In CROWDBOT, we take an active SLAM approach which balances the robot’s need to maintain good localization within parts of the map that it has already seen (i.e. areas with fewer dynamic obstacles), and the need to explore new areas to complete the map. We also conduct a pre-filtering step over the incoming sensor scans, in our case 360° 2D LIDAR, to remove points that are deemed to be returns from dynamic obstacles rather than from the static environment. This way, the robot builds clean, coherent maps that can be used for navigation.
When operating in a dense crowd, the reality is that a robot may often be unable to sense the static environment around it due to severe occlusions from the crowd. This raises the chances for experiencing what’s known as « the kidnapped robot scenario ». Unfortunately, existing localization solutions have been shown to perform very poorly under these circumstances, i.e. when prior pose information is unavailable.
Our goal for CROWDBOT localization is to achieve a prior-free solution that is fast to generate an accurate estimate of the robot pose at initialization and is also robust to partial or temporary sensor occlusions. Thus, our proposed approach is based on map-matching, as opposed to scan-matching. Furthermore, we use a branch-and-bound search to improve the computational complexity of the matching routine and enable real-time operation.

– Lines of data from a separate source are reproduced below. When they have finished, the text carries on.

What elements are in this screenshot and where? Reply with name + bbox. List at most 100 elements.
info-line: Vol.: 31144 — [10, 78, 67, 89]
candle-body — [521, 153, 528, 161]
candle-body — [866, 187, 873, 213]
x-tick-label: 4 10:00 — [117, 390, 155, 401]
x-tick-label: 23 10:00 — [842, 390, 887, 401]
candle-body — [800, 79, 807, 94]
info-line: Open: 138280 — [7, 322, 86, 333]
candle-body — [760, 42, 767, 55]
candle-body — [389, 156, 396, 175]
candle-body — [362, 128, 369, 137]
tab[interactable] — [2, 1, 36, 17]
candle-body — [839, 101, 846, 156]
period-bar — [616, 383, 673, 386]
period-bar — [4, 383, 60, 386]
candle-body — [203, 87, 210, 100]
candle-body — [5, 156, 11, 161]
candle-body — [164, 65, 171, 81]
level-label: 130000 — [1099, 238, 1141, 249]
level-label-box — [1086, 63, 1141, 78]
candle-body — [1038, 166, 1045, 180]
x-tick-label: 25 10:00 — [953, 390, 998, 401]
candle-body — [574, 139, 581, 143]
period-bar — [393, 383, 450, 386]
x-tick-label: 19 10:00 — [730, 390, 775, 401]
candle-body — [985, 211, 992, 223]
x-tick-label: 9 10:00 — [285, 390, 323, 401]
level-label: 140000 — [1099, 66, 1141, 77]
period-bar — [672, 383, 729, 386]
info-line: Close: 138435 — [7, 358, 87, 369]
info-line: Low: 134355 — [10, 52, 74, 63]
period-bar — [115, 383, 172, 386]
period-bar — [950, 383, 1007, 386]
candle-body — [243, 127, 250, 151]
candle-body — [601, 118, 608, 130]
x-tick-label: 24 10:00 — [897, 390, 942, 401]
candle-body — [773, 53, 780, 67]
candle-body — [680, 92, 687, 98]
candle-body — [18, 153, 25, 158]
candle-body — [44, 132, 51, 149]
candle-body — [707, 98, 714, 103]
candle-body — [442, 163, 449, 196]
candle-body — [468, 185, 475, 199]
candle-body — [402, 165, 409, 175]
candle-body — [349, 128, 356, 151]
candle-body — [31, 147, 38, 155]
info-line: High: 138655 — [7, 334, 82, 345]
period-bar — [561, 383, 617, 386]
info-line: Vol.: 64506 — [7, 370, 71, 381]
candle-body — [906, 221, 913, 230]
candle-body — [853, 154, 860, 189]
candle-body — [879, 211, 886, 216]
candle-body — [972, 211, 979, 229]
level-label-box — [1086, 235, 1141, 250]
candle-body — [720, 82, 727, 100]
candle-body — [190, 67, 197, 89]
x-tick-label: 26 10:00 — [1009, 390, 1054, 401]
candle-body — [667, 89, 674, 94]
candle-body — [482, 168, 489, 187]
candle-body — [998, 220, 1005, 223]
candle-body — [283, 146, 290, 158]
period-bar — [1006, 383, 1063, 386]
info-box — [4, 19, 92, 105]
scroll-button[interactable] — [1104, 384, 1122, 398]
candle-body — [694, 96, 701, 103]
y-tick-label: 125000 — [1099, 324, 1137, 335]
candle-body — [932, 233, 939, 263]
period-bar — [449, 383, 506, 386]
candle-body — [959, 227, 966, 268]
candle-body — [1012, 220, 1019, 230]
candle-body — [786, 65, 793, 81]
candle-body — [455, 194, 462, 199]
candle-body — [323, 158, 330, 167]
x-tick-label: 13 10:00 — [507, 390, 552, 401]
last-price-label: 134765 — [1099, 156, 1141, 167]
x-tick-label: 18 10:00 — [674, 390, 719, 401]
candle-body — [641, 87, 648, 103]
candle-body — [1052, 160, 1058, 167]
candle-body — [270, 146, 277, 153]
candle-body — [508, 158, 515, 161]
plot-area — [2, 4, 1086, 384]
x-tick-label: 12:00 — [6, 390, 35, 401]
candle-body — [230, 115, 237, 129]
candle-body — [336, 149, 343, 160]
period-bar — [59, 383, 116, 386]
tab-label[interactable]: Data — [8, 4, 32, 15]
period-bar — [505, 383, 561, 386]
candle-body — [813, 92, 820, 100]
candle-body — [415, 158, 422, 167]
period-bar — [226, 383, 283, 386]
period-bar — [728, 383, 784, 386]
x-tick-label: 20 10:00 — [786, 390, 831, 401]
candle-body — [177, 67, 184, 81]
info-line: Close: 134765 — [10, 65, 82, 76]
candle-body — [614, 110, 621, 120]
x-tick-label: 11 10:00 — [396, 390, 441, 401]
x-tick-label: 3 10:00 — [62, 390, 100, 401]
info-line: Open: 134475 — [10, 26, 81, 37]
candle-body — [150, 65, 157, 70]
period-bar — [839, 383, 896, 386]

In CROWDBOT, we are also investigating localization solutions that make use of visual features on the ceiling above the robot. Due to the severity of lateral occlusion from human crowds, this may be the most robust way to sense and localize a robot.
The fusion of visual and inertial cues has become common practice for robotic navigation due to the complementary nature of the two sensing modalities. Visual-inertial (VI) sensors designed specifically for this purpose mount the cameras and IMU on the same board. This alleviates calibration and synchronization challenges to enable tight integration of visual measurements with readings from the IMU.